[英]How do I update value in DataFrame with mask when iterating through rows
With the below code I'm trying to update the column df_test['placed']
to = 1 when the if statement is triggered and a prediction is placed. 使用下面的代码我试图在触发if语句并放置预测时将列
df_test['placed']
为= 1。 I haven't been able to get this to update correctly though, the code compiles but doesn't update to = 1 for the respective predictions placed. 我无法正确更新,但代码编译但不会更新为= 1表示相应的预测。
df_test['placed'] = np.zeros(len(df_test))
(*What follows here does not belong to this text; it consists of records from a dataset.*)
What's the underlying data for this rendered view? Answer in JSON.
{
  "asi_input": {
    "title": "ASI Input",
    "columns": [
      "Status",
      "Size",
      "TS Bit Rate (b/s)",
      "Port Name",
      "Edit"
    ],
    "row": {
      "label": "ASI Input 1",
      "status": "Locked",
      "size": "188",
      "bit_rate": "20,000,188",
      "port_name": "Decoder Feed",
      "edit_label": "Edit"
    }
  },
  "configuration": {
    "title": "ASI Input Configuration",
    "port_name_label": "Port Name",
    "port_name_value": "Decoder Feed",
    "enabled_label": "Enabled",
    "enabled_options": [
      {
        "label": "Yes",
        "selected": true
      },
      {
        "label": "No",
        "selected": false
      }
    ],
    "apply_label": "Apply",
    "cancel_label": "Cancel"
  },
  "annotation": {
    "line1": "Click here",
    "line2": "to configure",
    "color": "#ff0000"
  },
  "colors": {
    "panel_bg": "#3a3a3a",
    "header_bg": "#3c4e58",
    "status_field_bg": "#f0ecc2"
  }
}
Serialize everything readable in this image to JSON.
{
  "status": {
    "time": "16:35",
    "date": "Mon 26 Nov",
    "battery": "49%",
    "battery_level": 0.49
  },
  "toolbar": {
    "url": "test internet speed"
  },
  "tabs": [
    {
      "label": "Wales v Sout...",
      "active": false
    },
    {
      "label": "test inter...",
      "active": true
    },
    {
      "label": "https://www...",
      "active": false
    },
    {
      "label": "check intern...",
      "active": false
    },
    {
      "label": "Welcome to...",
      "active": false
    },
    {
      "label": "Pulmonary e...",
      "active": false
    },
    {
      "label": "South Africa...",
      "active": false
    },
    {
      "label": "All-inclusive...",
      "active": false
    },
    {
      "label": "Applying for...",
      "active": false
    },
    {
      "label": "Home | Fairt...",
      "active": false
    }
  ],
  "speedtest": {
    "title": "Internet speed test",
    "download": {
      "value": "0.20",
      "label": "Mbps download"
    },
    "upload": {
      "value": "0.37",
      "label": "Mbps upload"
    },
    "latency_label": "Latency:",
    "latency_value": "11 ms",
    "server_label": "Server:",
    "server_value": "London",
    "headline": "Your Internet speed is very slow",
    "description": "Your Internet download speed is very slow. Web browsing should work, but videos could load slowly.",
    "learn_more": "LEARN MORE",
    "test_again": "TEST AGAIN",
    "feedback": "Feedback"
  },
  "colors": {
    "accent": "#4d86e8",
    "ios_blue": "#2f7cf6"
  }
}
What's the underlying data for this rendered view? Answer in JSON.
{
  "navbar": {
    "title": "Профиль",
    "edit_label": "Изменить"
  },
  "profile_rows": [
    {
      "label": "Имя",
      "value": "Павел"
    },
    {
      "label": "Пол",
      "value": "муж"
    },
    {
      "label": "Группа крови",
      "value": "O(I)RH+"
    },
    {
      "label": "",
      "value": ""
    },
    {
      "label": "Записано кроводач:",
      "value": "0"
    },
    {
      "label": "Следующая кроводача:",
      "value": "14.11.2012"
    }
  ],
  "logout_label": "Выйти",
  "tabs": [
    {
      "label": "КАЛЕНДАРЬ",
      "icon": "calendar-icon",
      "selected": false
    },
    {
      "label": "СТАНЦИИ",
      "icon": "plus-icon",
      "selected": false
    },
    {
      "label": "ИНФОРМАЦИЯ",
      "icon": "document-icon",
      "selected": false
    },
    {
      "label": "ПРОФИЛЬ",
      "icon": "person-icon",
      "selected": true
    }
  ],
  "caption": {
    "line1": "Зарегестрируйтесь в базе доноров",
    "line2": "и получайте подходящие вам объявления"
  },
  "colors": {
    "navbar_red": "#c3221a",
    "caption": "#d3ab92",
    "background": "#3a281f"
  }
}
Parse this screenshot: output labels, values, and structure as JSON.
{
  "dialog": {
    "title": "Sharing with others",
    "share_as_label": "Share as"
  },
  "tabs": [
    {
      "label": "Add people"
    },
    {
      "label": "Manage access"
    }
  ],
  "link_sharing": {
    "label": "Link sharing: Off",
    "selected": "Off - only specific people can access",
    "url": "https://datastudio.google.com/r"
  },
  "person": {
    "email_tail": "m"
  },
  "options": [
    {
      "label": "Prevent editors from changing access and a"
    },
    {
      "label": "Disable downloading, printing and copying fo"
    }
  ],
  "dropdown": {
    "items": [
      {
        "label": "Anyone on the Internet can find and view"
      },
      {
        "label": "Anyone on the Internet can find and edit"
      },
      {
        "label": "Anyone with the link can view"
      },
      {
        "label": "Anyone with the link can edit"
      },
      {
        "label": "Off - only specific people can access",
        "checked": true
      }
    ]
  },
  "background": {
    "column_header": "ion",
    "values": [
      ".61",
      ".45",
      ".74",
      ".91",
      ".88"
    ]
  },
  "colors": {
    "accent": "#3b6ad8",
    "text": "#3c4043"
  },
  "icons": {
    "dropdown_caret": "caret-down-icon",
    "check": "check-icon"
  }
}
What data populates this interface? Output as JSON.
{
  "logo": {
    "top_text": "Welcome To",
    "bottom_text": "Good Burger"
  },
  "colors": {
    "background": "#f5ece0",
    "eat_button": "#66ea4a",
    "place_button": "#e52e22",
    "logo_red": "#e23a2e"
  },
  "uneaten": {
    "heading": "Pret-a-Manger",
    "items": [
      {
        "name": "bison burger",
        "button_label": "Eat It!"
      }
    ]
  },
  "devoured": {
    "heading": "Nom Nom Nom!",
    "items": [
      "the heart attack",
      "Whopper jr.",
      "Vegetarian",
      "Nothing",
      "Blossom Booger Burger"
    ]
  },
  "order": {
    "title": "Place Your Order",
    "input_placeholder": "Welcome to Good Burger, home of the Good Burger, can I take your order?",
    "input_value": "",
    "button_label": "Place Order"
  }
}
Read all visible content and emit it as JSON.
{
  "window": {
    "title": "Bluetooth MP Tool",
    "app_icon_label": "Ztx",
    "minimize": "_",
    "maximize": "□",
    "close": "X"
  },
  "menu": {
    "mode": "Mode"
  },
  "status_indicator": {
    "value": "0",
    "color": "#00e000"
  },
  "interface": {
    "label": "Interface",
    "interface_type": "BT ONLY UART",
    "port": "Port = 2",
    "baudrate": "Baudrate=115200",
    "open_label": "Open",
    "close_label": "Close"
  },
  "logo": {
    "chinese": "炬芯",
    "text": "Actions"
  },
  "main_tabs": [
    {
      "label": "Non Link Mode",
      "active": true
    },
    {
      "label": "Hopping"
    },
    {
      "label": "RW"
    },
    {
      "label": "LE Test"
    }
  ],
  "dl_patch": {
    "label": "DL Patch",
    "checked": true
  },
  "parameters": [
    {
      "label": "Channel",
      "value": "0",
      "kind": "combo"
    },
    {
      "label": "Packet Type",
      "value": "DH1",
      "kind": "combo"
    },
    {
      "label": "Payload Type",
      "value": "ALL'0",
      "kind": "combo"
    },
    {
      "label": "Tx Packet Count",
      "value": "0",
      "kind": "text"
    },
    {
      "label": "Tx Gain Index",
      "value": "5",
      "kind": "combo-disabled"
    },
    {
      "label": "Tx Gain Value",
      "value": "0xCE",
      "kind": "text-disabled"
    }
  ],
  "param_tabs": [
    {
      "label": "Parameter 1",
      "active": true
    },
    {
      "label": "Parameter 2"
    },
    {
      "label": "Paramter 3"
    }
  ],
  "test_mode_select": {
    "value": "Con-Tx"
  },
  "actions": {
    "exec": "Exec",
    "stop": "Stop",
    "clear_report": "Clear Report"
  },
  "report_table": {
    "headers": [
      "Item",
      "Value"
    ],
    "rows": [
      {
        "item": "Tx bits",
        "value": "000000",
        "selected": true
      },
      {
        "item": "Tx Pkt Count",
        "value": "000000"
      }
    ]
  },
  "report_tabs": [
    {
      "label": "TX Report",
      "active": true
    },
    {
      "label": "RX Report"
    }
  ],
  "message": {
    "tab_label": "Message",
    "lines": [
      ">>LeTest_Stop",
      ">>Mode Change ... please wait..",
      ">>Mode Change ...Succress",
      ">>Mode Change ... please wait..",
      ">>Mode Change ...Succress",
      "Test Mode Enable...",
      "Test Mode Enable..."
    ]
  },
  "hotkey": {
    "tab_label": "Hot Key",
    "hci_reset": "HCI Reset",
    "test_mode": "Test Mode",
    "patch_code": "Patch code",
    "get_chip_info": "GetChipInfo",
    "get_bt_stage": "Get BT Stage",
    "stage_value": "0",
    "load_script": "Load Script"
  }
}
for i in set(df_test['id']) :
mask = df_test['id']==i
predictions = lm.predict(X_test[mask])
j = np.argmax(predictions)
if predictions[j] > 0 :
df_test['placed'][mask][j] = 1
print(df_test['placed'][mask][j])
Edit: changed suggestion based on comments 编辑:根据评论更改建议
The assignment part of your code, df_test['placed'][mask][j] = 1
, uses what is called chained indexing . 代码的赋值部分
df_test['placed'][mask][j] = 1
,使用所谓的链式索引 。 In short, your assignment only changes a temporary copy of the DataFrame that gets immediately thrown away, and never changes the original DataFrame. 简而言之,您的作业只会更改立即丢弃的DataFrame的临时副本 ,并且永远不会更改原始DataFrame。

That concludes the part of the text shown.